Initially, I wasn’t planning on having a lot of beekeeping posts here on Multicultured, but things like honey harvests and rendering beeswax are a) pretty cool projects that most people probably don’t get to see and b) a lot of the honey ends up in giant carboys for mead making, so, well, it just makes sense.
A couple of weeks ago, my friend Steve and I harvested honey from one of the hives we manage. Basically, we pulled out ten frames full of capped honey, then pushed the honey-filled beeswax out, crushed it up with a potato masher, and let it strain through a screened insert into a five gallon bucket. We got around 35 pounds, and much of that was bottled to give as gifts to friends and family.

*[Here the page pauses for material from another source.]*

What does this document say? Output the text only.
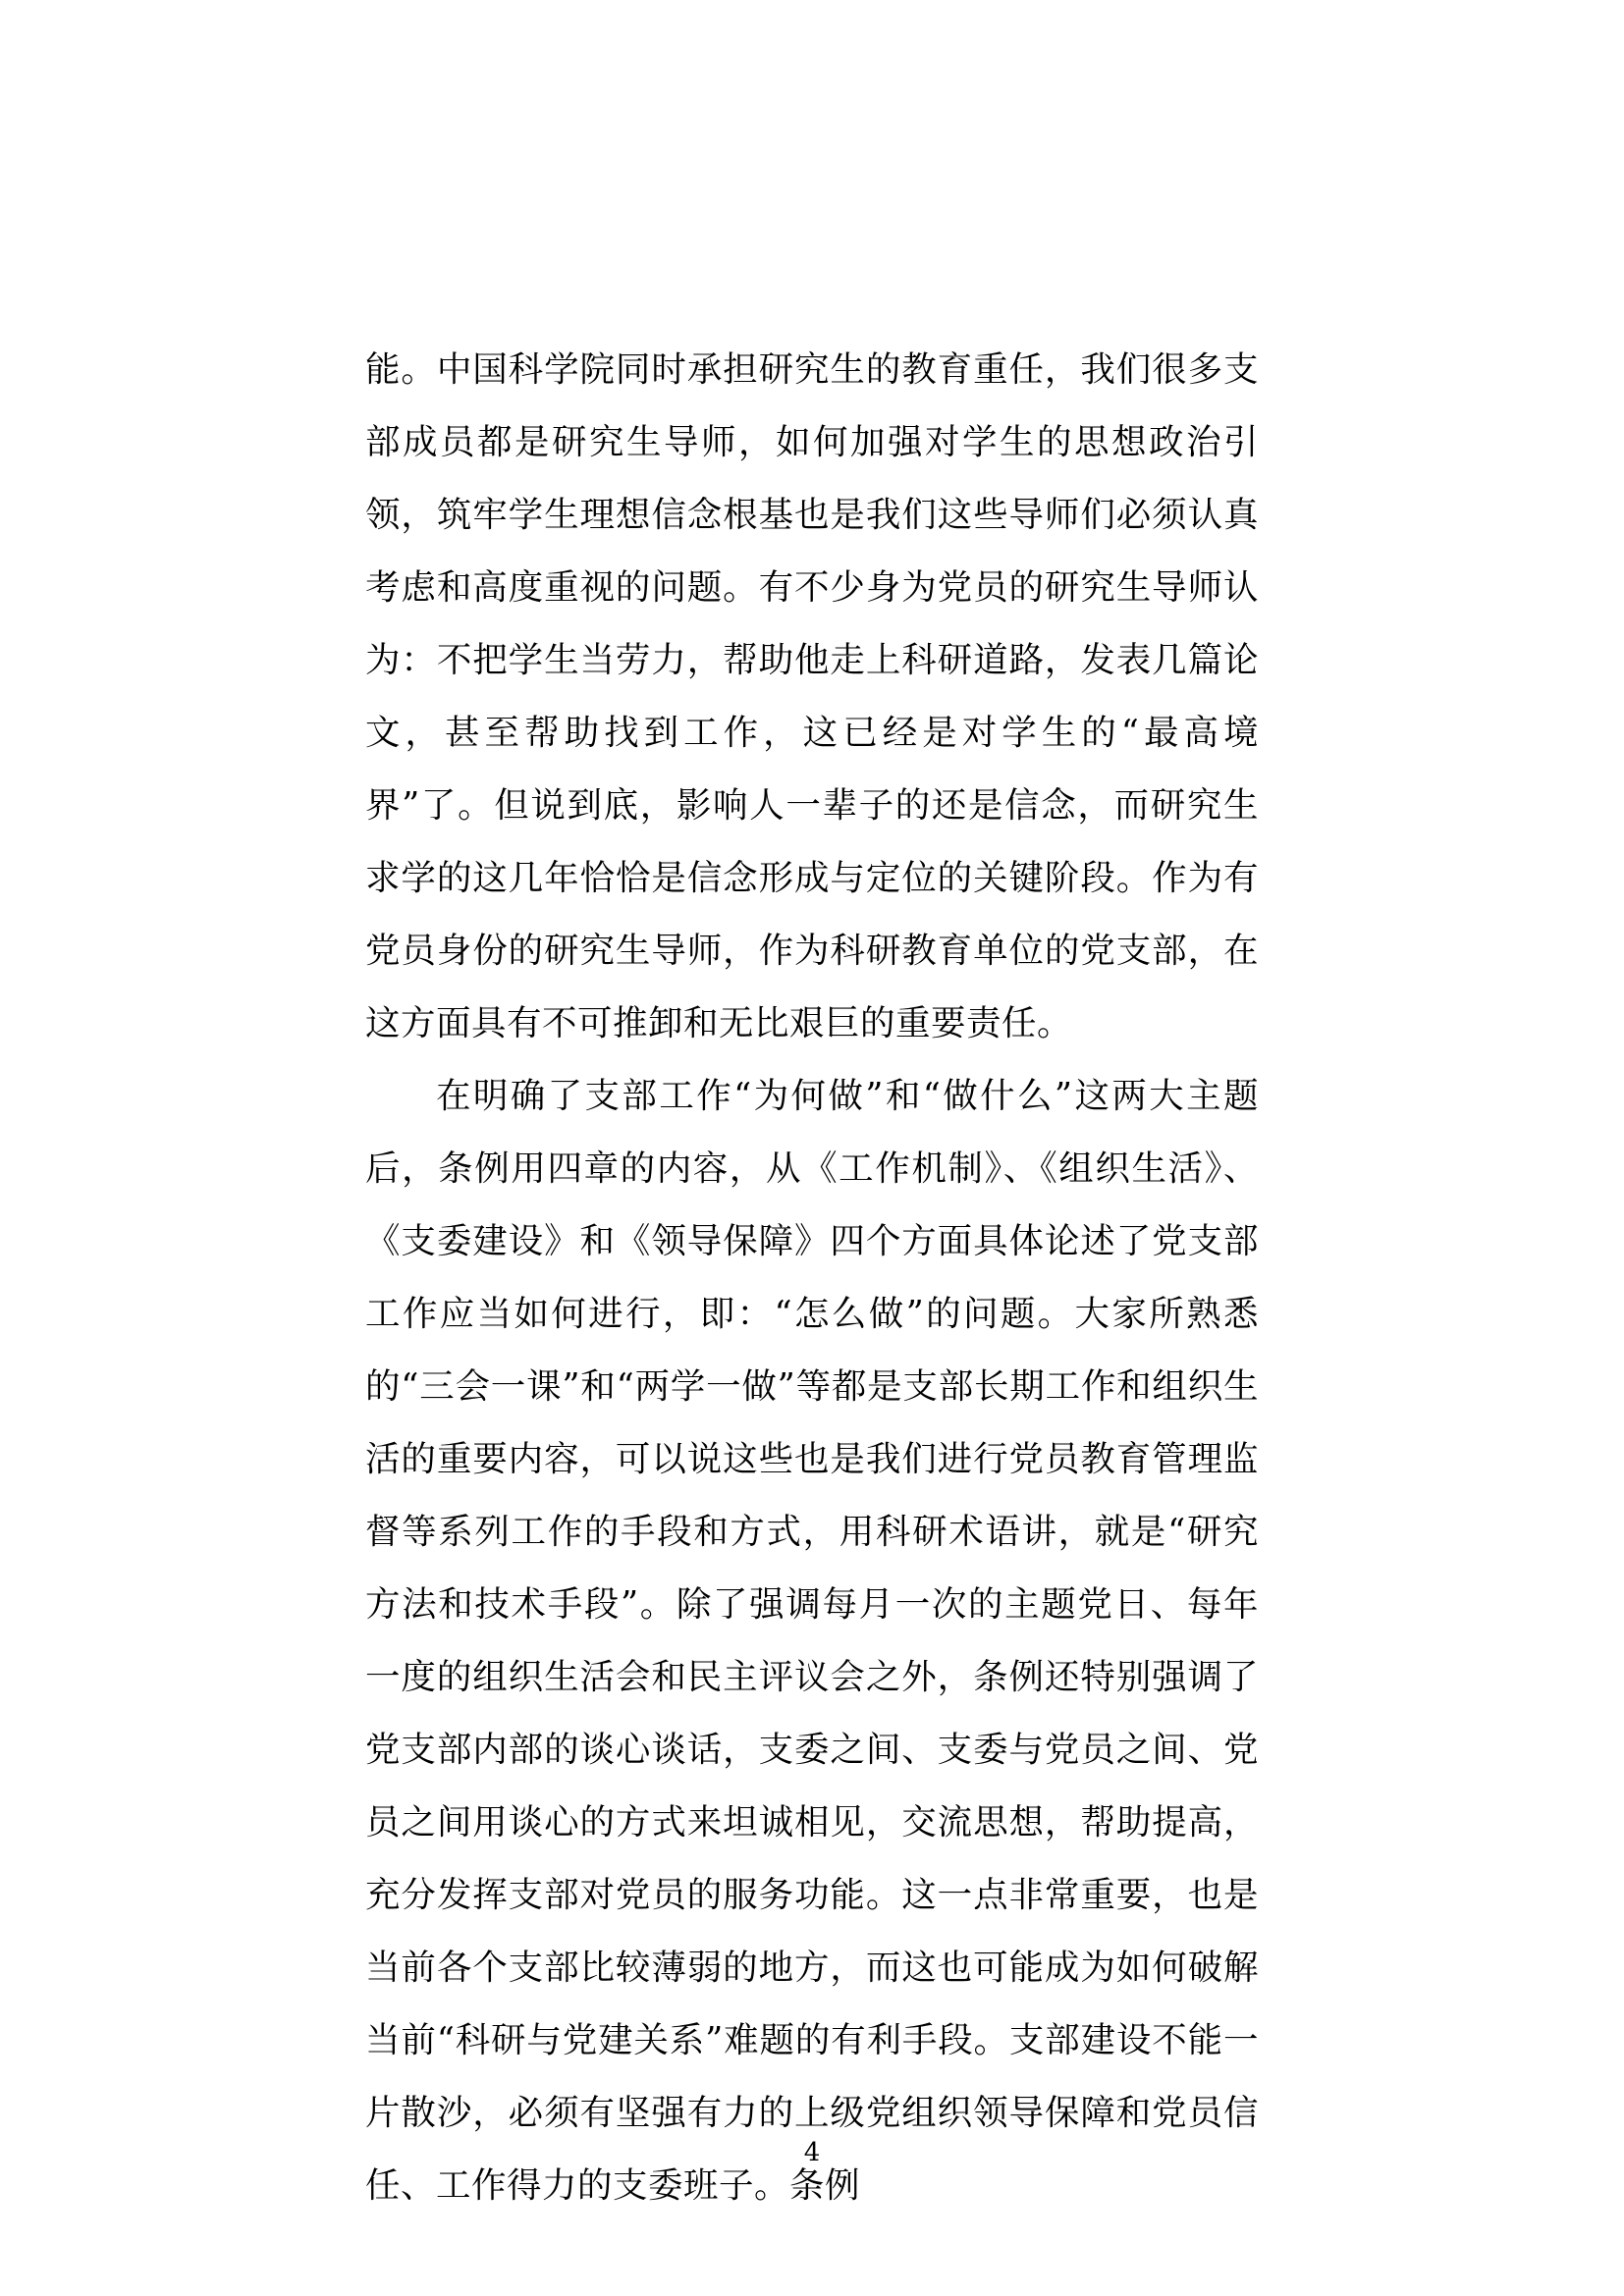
能。中国科学院同时承担研究生的教育重任，我们很多支部成员都是研究生导师，如何加强对学生的思想政治引领，筑牢学生理想信念根基也是我们这些导师们必须认真考虑和高度重视的问题。有不少身为党员的研究生导师认为：不把学生当劳力，帮助他走上科研道路，发表几篇论文，甚至帮助找到工作，这已经是对学生的“最高境界”了。但说到底，影响人一辈子的还是信念，而研究生求学的这几年恰恰是信念形成与定位的关键阶段。作为有党员身份的研究生导师，作为科研教育单位的党支部，在这方面具有不可推卸和无比艰巨的重要责任。

在明确了支部工作“为何做”和“做什么”这两大主题后，条例用四章的内容，从《工作机制》、《组织生活》、《支委建设》和《领导保障》四个方面具体论述了党支部工作应当如何进行，即：“怎么做”的问题。大家所熟悉的“三会一课”和“两学一做”等都是支部长期工作和组织生活的重要内容，可以说这些也是我们进行党员教育管理监督等系列工作的手段和方式，用科研术语讲，就是“研究方法和技术手段”。除了强调每月一次的主题党日、每年一度的组织生活会和民主评议会之外，条例还特别强调了党支部内部的谈心谈话，支委之间、支委与党员之间、党员之间用谈心的方式来坦诚相见，交流思想，帮助提高，充分发挥支部对党员的服务功能。这一点非常重要，也是当前各个支部比较薄弱的地方，而这也可能成为如何破解当前“科研与党建关系”难题的有利手段。支部建设不能一片散沙，必须有坚强有力的上级党组织领导保障和党员信任、工作得力的支委班子。条例

4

The picture above shows what’s left after the honey has had time to drip through the screen for a week or so. That insert was quite heavy – there’s still a fair amount of honey in there, and the beeswax itself is heavier than you might think. At this stage, it’s time to improvise a set up for rendering beeswax to use in other projects, like lip balm or lotions.
To do that, we created a double boiler by putting a large aluminum bowl on top of a one-gallon stockpot filled half way with water. Let the water boil, heat the aluminum bowl, stir a bit to help it along, and in less time than I expected, we had a big bowl of liquid wax.
From here, we lined my Dutch oven with a couple of layers of parchment, covered it with an old t-shirt, and poured the wax through the fabric and into the parchment-lined pot to cool. That took quite a while, and the remaining honey in the wax fell out of the suspension while the wax itself congealed on top. When the wax cooled, we had this (click to embiggen):
When we lifted the parchment sheets out, we were able to pour off an appreciable amount of slightly cooked honey from underneath the wax, which tasted terrific.
All in all, we harvested about one and third pounds of wax and 20 ounces or so of honey from the strainer. Not a bad haul at all, and we also put together another big batch of mead from the honey left in the bucket. More on that tomorrow.
Now we just have to decide what to do with all this gorgeous rendered beeswax.